The different exemption periods that others have referred to would seem to be well into the past (when the exemptions were more generous) and are therefore irrelevant to the current situation.


----------



## TonyJ1 (May 20, 2014)

For numerous reasons:

1. Ignorance - exemption not requested 
2. The law has changed over the years - these exemptions / tax holiday almost wiped due to 'crise'
3. Tax holiday not requested timeously. If requested more than sixty days after purchase, the tax holiday period is reduced
4.There are limitations in that the tax holidays are based on the rateable value of the property on which exemptions maybe claimed. The rateable value does not necessarily bear any resemblance to actual cost of property.
There are probably other reasons which I cannot think of offhand


----------



## travelling-man (Jun 17, 2011)

We didn't know about the tax holiday when we bought and our lawyer told us about it and got it for us on the day we signed & bought the house (in June 2012)....... and we were given 4 years off....... was that correct or should we have been given longer/shorter?


----------



## TonyJ1 (May 20, 2014)

I am not sure, but it sounds about right. If your lawyer put in the application timeously, then it would have been granted according to the law ruling then. As the holidays do differ according to the legislation as ruling then, and the rateable value of the property - it would be a question of checking.


----------



## travelling-man (Jun 17, 2011)

Gotta love bureaucracy huh!


----------



## AuMargaret (Feb 3, 2015)

travelling-man said:


> Your lawyer should have made you aware of these things and should also have made you aware that (assuming you're a new immigrant) you'd probably be eligible for a rates holiday of something like 4 or 5 years. - In our case, we were given a 4 year rates holiday.

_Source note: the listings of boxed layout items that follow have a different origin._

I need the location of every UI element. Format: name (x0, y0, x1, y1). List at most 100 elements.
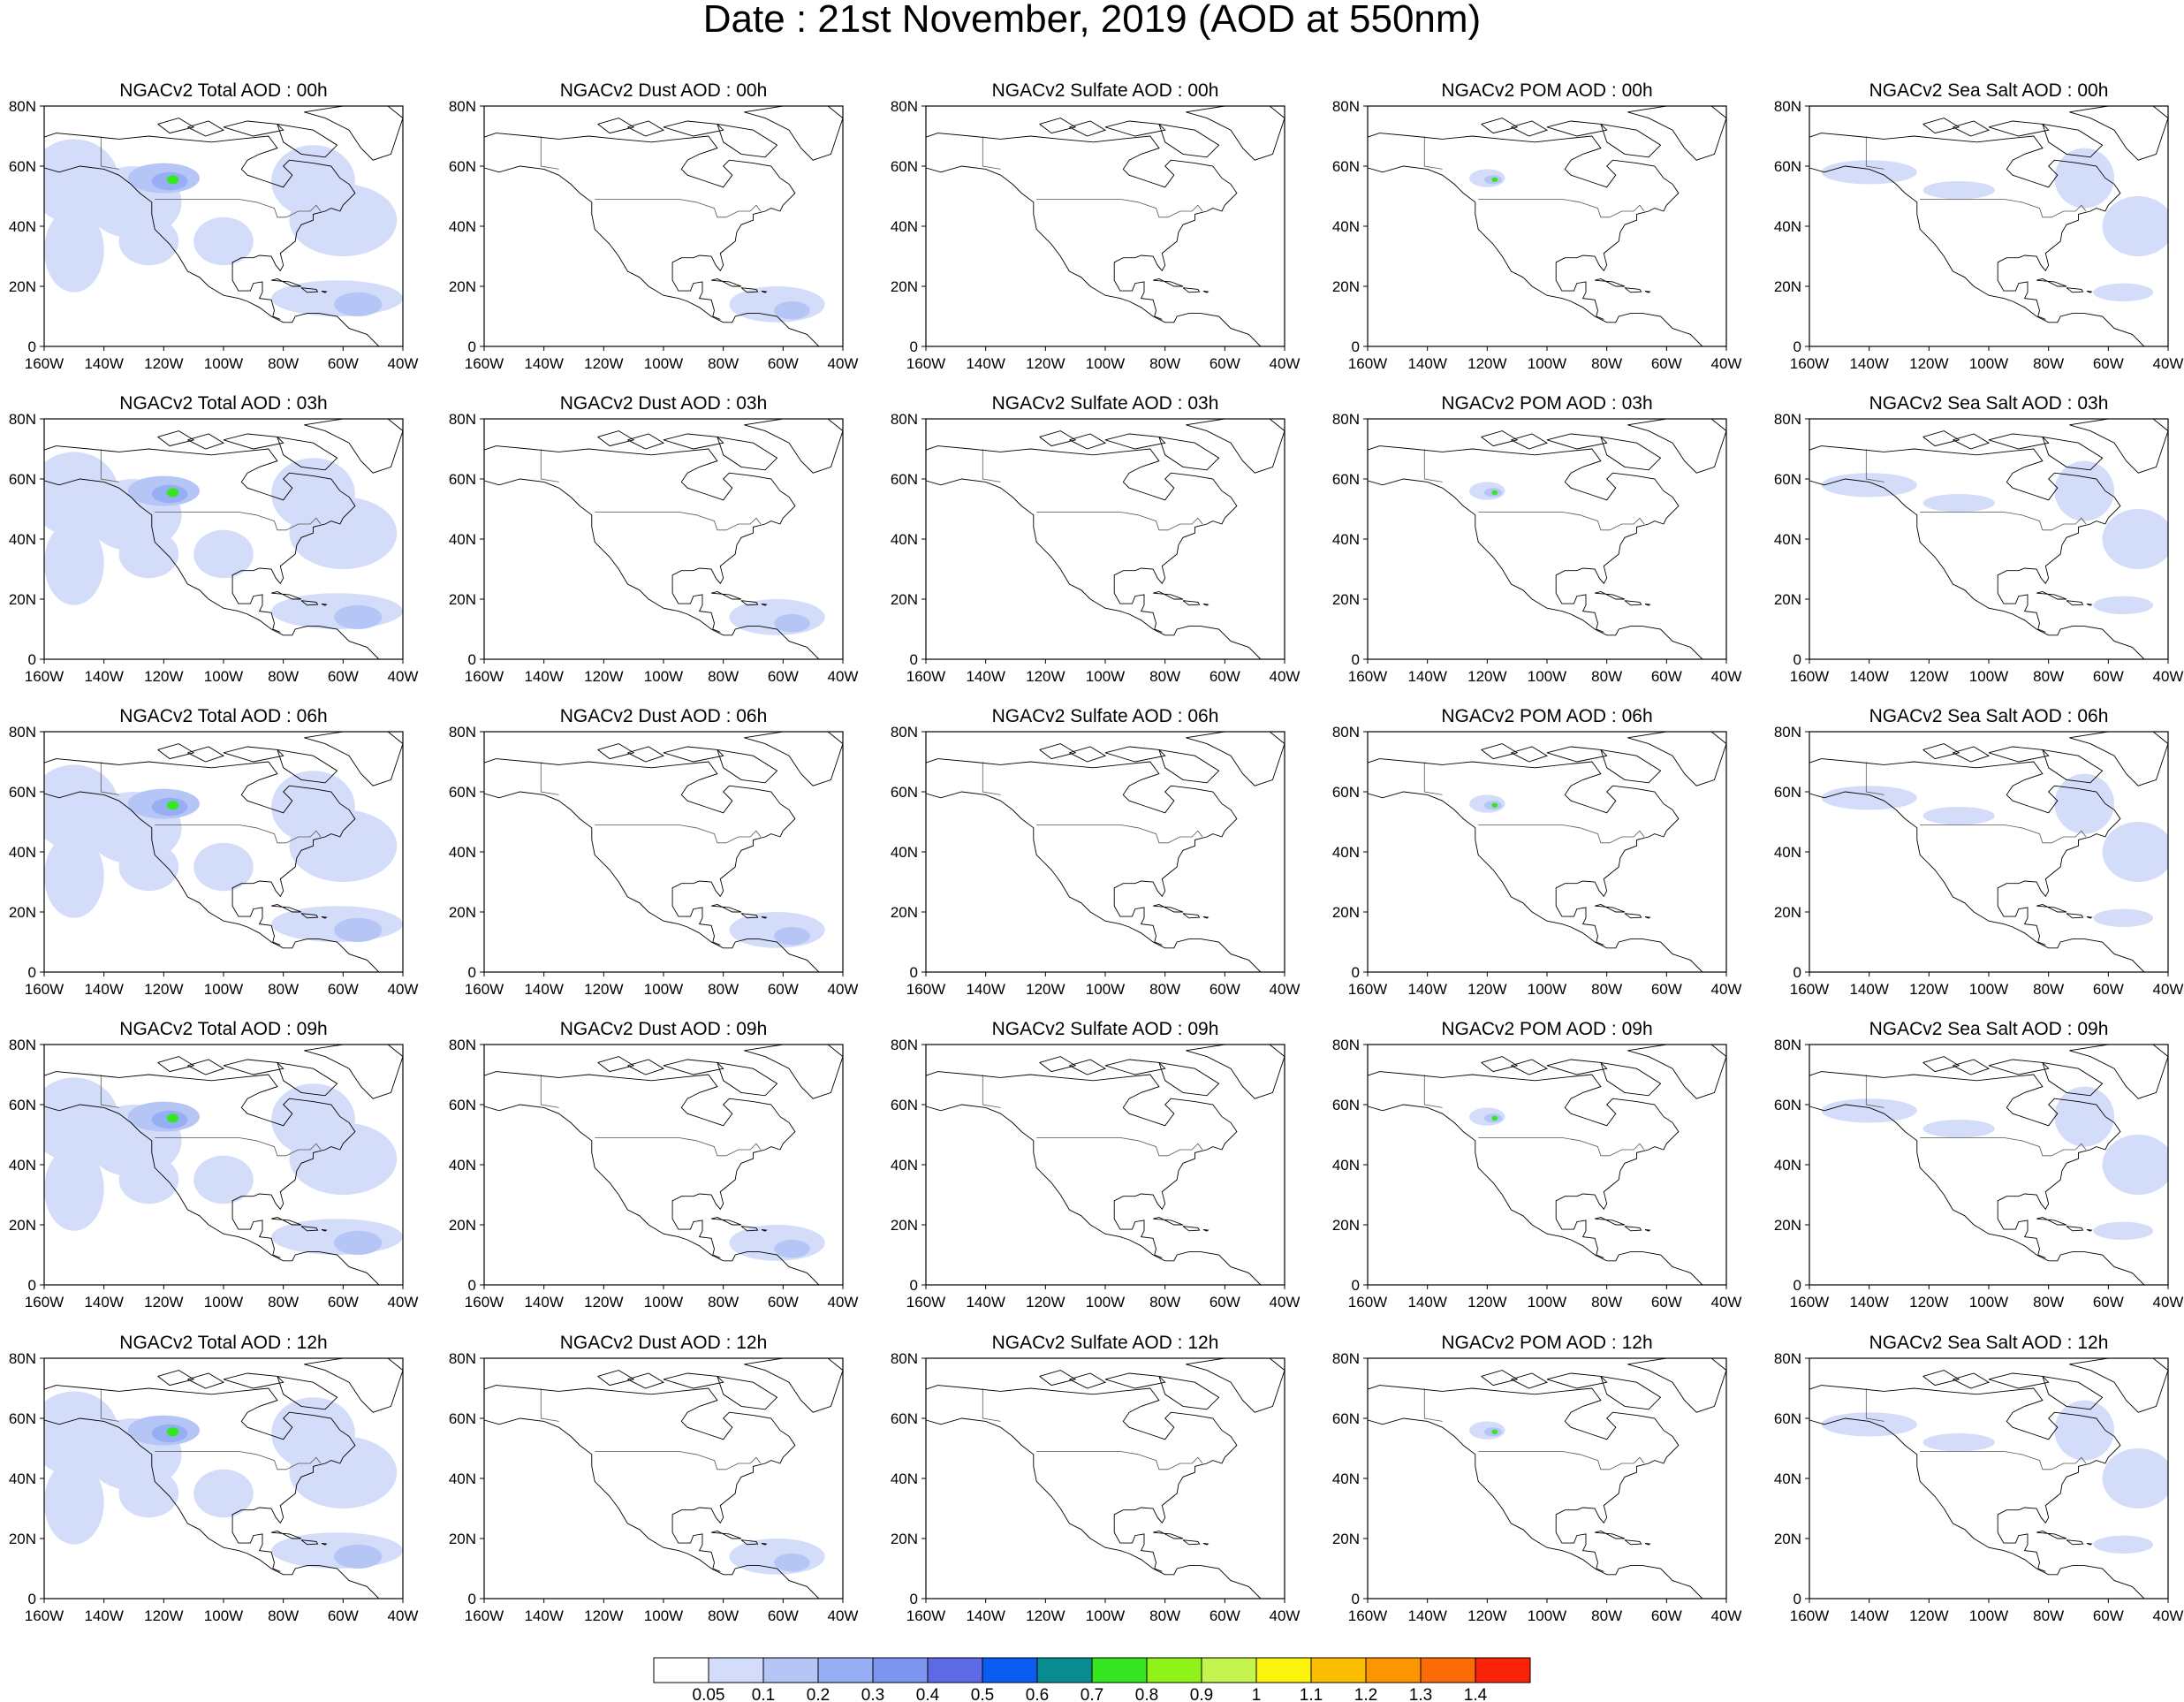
pacific-coastline (1368, 165, 1703, 346)
pacific-coastline (926, 165, 1262, 346)
aod-region (2093, 1221, 2154, 1241)
lon-tick-label: 120W (584, 355, 623, 372)
lat-tick-label: 40N (1774, 531, 1801, 548)
lat-tick-label: 60N (1332, 784, 1360, 801)
island-outline (1644, 603, 1651, 606)
island-outline (1202, 290, 1210, 293)
island-outline (277, 1375, 338, 1410)
lon-tick-label: 140W (1407, 1294, 1446, 1311)
lon-tick-label: 80W (1591, 355, 1622, 372)
map-frame (1368, 106, 1726, 346)
lat-tick-label: 40N (1774, 1470, 1801, 1487)
island-outline (1104, 433, 1166, 450)
aod-region (1821, 1098, 1917, 1123)
island-outline (597, 1370, 635, 1387)
colorbar-box (1091, 1657, 1148, 1683)
lat-tick-label: 40N (1332, 1157, 1360, 1174)
panel-title: NGACv2 Total AOD : 09h (119, 1019, 327, 1039)
atlantic-coastline (926, 1071, 1238, 1211)
panel-title: NGACv2 Total AOD : 03h (119, 393, 327, 414)
us-canada-border (1036, 198, 1203, 218)
central-america-coastline (1113, 268, 1163, 320)
lon-tick-label: 100W (1528, 1607, 1566, 1624)
alaska-border (540, 449, 559, 482)
panel-title: NGACv2 Sulfate AOD : 06h (992, 706, 1219, 726)
lon-tick-label: 40W (1270, 668, 1301, 685)
greenland-coastline (1186, 106, 1285, 161)
lon-tick-label: 60W (1210, 668, 1240, 685)
aod-region (774, 614, 810, 633)
island-outline (1600, 436, 1662, 471)
island-outline (1182, 1226, 1201, 1232)
island-outline (1922, 118, 1960, 134)
lon-tick-label: 40W (1711, 355, 1742, 372)
panel-title: NGACv2 Sea Salt AOD : 00h (1869, 80, 2109, 101)
lon-tick-label: 140W (84, 1607, 123, 1624)
aod-shading (44, 764, 403, 942)
lon-tick-label: 60W (1651, 355, 1682, 372)
island-outline (1624, 600, 1642, 606)
aod-region (193, 1469, 254, 1518)
lat-tick-label: 80N (1332, 724, 1360, 741)
atlantic-coastline (484, 133, 796, 272)
lon-tick-label: 120W (1467, 1294, 1506, 1311)
lat-tick-label: 80N (1332, 1037, 1360, 1053)
island-outline (1511, 120, 1549, 137)
lon-tick-label: 40W (2153, 1607, 2184, 1624)
aod-region (193, 1155, 254, 1204)
us-canada-border (155, 1137, 322, 1157)
aod-region (1922, 494, 1995, 513)
aod-region (193, 217, 254, 266)
lon-tick-label: 40W (1270, 1294, 1301, 1311)
island-outline (1039, 1056, 1077, 1073)
island-outline (1104, 1059, 1166, 1075)
us-canada-border (1036, 824, 1203, 844)
central-america-coastline (231, 581, 281, 633)
island-outline (740, 1539, 759, 1546)
island-outline (1546, 1372, 1608, 1389)
aod-region (2102, 822, 2168, 882)
lon-tick-label: 100W (1969, 981, 2008, 998)
island-outline (277, 1061, 338, 1097)
island-outline (1624, 1226, 1642, 1232)
colorbar-box (1420, 1657, 1476, 1683)
greenland-coastline (304, 732, 403, 786)
island-outline (1158, 1061, 1220, 1097)
lat-tick-label: 0 (1352, 1591, 1360, 1607)
lon-tick-label: 80W (2033, 355, 2064, 372)
lat-tick-label: 0 (1793, 338, 1801, 355)
lat-tick-label: 40N (891, 218, 918, 235)
island-outline (2036, 278, 2067, 287)
island-outline (1600, 1061, 1662, 1097)
aod-region (1922, 807, 1995, 825)
lon-tick-label: 120W (584, 1294, 623, 1311)
island-outline (187, 1372, 225, 1389)
greenland-coastline (304, 419, 403, 474)
lat-tick-label: 60N (449, 1410, 476, 1427)
island-outline (2066, 1539, 2084, 1546)
lon-tick-label: 120W (1909, 355, 1948, 372)
lon-tick-label: 120W (1026, 668, 1065, 685)
island-outline (1624, 1539, 1642, 1546)
island-outline (223, 1059, 284, 1075)
lon-tick-label: 160W (1348, 1294, 1387, 1311)
coastlines (926, 732, 1285, 972)
island-outline (2042, 1061, 2104, 1097)
alaska-border (1865, 136, 1884, 170)
us-canada-border (1920, 512, 2087, 531)
island-outline (270, 1217, 302, 1226)
island-outline (1953, 120, 1991, 137)
island-outline (740, 913, 759, 919)
lon-tick-label: 40W (1270, 355, 1301, 372)
pacific-coastline (44, 165, 380, 346)
lat-tick-label: 0 (1352, 1277, 1360, 1294)
lon-tick-label: 140W (524, 668, 563, 685)
island-outline (1624, 913, 1642, 919)
pacific-coastline (1809, 1417, 2145, 1599)
coastlines (1368, 419, 1726, 659)
lon-tick-label: 80W (1591, 1294, 1622, 1311)
lat-tick-label: 40N (891, 844, 918, 861)
lon-tick-label: 40W (388, 1294, 419, 1311)
alaska-border (1865, 1388, 1884, 1422)
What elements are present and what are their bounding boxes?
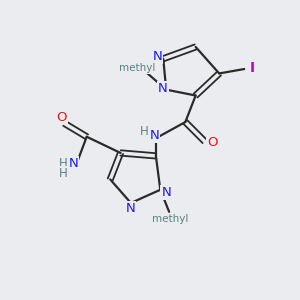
Text: methyl: methyl xyxy=(152,214,189,224)
Text: N: N xyxy=(152,50,162,63)
Text: methyl: methyl xyxy=(118,63,155,74)
Text: N: N xyxy=(158,82,167,95)
Text: O: O xyxy=(208,136,218,149)
Text: H: H xyxy=(59,167,68,180)
Text: N: N xyxy=(161,186,171,199)
Text: O: O xyxy=(56,110,67,124)
Text: I: I xyxy=(250,61,255,75)
Text: N: N xyxy=(149,129,159,142)
Text: N: N xyxy=(69,157,78,170)
Text: N: N xyxy=(125,202,135,215)
Text: H: H xyxy=(140,125,149,138)
Text: H: H xyxy=(59,157,68,170)
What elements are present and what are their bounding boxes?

Yes I am a new immigrant (retiree). The lawyer did not advise me so now I have to somehow find the way to apply for it myself.


----------



## travelling-man (Jun 17, 2011)

I'd suggest you go back to your lawyer, kick his or her arse and make them do it for you........ as they should have done in the first place.


----------



## grammymissy (Jun 21, 2009)

We have been told also, that exemption is now limited to those who will be filing income taxes, tax residents in Portugal. If not your primary tax residence, exemption is denied.


----------



## TonyJ1 (May 20, 2014)

As far as I am aware, it has always been case that the exemption / tax holiday was for primary residence only. Many exemptions were requested fraudently and the tax machine did not have the adequate resources to stop this. Matters have much improved (depends on which point of view) on this.


----------



## grammymissy (Jun 21, 2009)

Not only primary residence, intent to file income tax reports yearly has to be shown, in our case we are requesting NHR, which implies taxes will be filed in Portugal.


----------



## TonyJ1 (May 20, 2014)

Off course - if it is your primary residence, it implies you live here, and therefore tax returns. There could still be the case (in very limited circumstances), where the primary residence is in Portugal, and not have to submit tax returns - but off hand, I can think of very few exceptions (e,g. living off capital and the capital is invested in Portuguese banks, is one instance).

I have had a quick read at the applicable article that grants the above tax exemption / holiday, but I cannot spot the requirement that a tax return has to be made, as mentioned above there can be circumstances where returns are not required, but the overall implication is that if you request an exemption than you are liable to submit a tax return - which follows.


----------